Jikalau ditanya, apa yang terjadi pada musim kemarau? Masyarakat yang tinggal di Jawa pastilah menjawab: sawah kekeringan dan tanah menjadi retak-retak. Tapi kalau pertanyaan tersebut ditanyakan kepada masyarakat yang tinggal di Sumatera, khususnya Riau, jawabnya adalah: kabut asap. Musim kemarau 2013 di sebagian besar wilayah Provinsi Riau memberikan nuansa yang sama dengan kemarau-kemarau di tahun sebelumnya. Kebakaran hutan penyebab kemunculan kabut asap terus menjadi catatan `rapor merah` bagi bangsa ini. Kabut asap merupakan “makanan rutin” tahunan bagi masyarakat Riau. Di hampir seluruh kabupaten/kota yang ada di Riau merasakan santapan kabut asap ini.Entah sengaja atau tidak, mulainya musim kemarau ditandai dengan bermunculannya titik-titik api dari hutan dan lahan yang ada di wilayah ini.
Pepohonan mengering, dipicu dengan kondisi tanah yang sebagian besar bergambut memungkinkan timbulnya titik api. Penebangan hutan untuk pembukaan lahan oleh masyarakat maupun penebangan oleh perusahaan-perusahaan besar untuk bahan baku kegiatan produksi pabriknya menjadi alasan utama terjadinya kebakaran hutan dan lahan yang berujung pada timbulnya kabut asap. Pastinya, semuanya terjadi akibat ulah manusia. Pemanfaatan sumber daya alam (dalam hal ini hutan dan lahan) tidak diiringi dengan semangat pengelolaan lingkungan.
Pemanfaatan sumber daya alam harus diselaraskan dengan kegiatan menjaga dan melindungi alam, sebagaimana digariskan oleh Tuhan kepada manusia. Namun, dalam hal timbulnya kabut asap ini, di manakah Tuhan diletakkkan oleh manusia? Dalam buku Teologi Lingkungan yang diterbitkan oleh Kementerian Negara Lingkungan Hidup dengan Majelis Lingkungan Hidup Pimpinan Pusat Muhammadiyah, dikenal istilah “teologi lingkungan”, yang dimaknai secara bebas sebagai cara “menghadirkan” Tuhan dalam setiap aspek kehidupan manusia, termasuk dalam kegiatan pemanfaatan sumber daya alam dan pengelolaan lingkungan.

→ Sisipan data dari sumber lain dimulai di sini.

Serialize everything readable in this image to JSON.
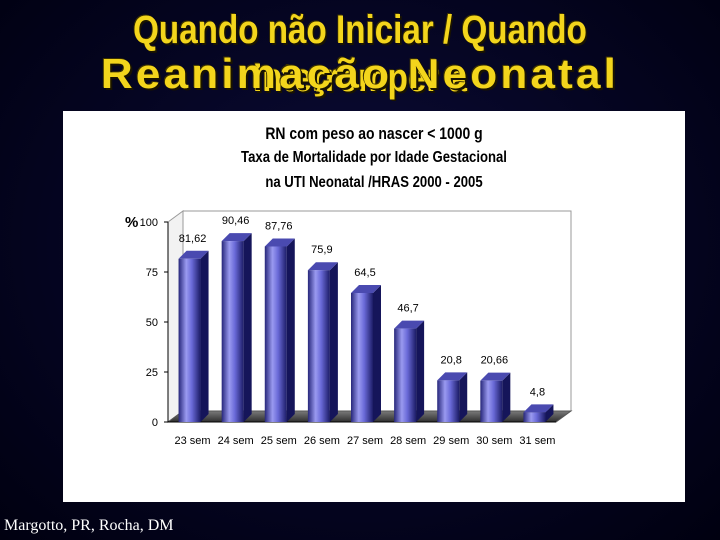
{
  "slide": {
    "title_line1": "Quando não Iniciar / Quando Interromper a",
    "title_line2": "Reanimação Neonatal",
    "credit": "Margotto, PR, Rocha, DM",
    "title_color": "#f3d51c"
  },
  "chart_data": {
    "type": "bar",
    "title": "RN com peso ao nascer < 1000 g",
    "subtitle": "Taxa de Mortalidade por Idade Gestacional",
    "subtitle2": "na UTI Neonatal /HRAS 2000 - 2005",
    "ylabel": "%",
    "xlabel": "",
    "categories": [
      "23 sem",
      "24 sem",
      "25 sem",
      "26 sem",
      "27 sem",
      "28 sem",
      "29 sem",
      "30 sem",
      "31 sem"
    ],
    "values": [
      81.62,
      90.46,
      87.76,
      75.9,
      64.5,
      46.7,
      20.8,
      20.66,
      4.8
    ],
    "value_labels": [
      "81,62",
      "90,46",
      "87,76",
      "75,9",
      "64,5",
      "46,7",
      "20,8",
      "20,66",
      "4,8"
    ],
    "yticks": [
      "0",
      "25",
      "50",
      "75",
      "100"
    ],
    "ylim": [
      0,
      100
    ],
    "grid": false,
    "bar_color": "#5555c8",
    "style": "3d"
  }
}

Dalam aspek praktis, teologi bisa dimaknai sebagai pedoman normatif bagi manusia dalam berperilaku dan berhubungan dengan alam dan lingkungannya. Mengelola lingkungan merupakan tugas dan kewajiban setiap manusia. Oleh karena itu, pertanyaan yang bisa diajukan berkaitan dengan kabut asap ini adalah: apakah dalam setiap melakukan kegiatan pemanfaatan sumber daya alam, misalnya pembukaan lahan atau penebangan hutan untuk keperluan produksi dengan cara membakar, manusia telah “menghadirkan” Tuhan?Atau sebaliknya, apakah Tuhan ditinggalkan atau malah dicampakkan oleh manusia dengan sikap ketidakpeduliannya? Dengan perkataan yang lain, Tuhan ada di mana (di hati dan pikiran) manusia pada saat dirinya melakukan kegiatan pemanfaatan sumber daya alam tersebut?
Dalam bahasa yang lebih “akademis”, teologi bisa dimaknai sebagai sebuah konsep berpikir dan bertindak yang dihubungkan dengan “Yang Ghaib” yang menciptakan sekaligus mengatur manusia dan alamnya (lingkungannya). Tuhan, manusia, dan alam merupakan satu kesatuan hubungan yang tidak saja bersifat fungsional, akan tetapi juga bersifat spiritual.Alam semesta termasuk bumi seisinya adalah ciptaan Tuhan dan diciptakan dalam keseimbangan, proporsional, dan terukur atau mempunyai ukuran-ukuran. Berbagai unsur dan elemen yang membentuk alam tersebut diciptakan Tuhan untuk memenuhi kebutuhan manusia. Alam tidak berdiri sendiri tetapi berhubungan dengan manusia.
Manusia merupakan bagian tak terpisahkan dari alam. Sebagai bagian dari alam, keberadaan manusia di alam adalah saling membutuhkan, saling mengisi dan melengkapi satu dengan lainnya dengan peran yang berbeda-beda. Alam merupakan media bagi manusia untuk mengenal kebesaran Tuhan. Alam dengan segala sumber dayanya diciptakan Tuhan untuk memenuhi kebutuhan manusia. Dalam memanfaatkan sumberdaya alam guna menunjang kehidupannya, manusia harus melakukannya secara wajar (tidak boleh berlebihan) dan tidak diperkenankan pemanfaatannya hanya untuk memenuhi kebutuhan bagi generasi saat ini sementara hak-hak pemanfaatan bagi generasi mendatang terabaikan.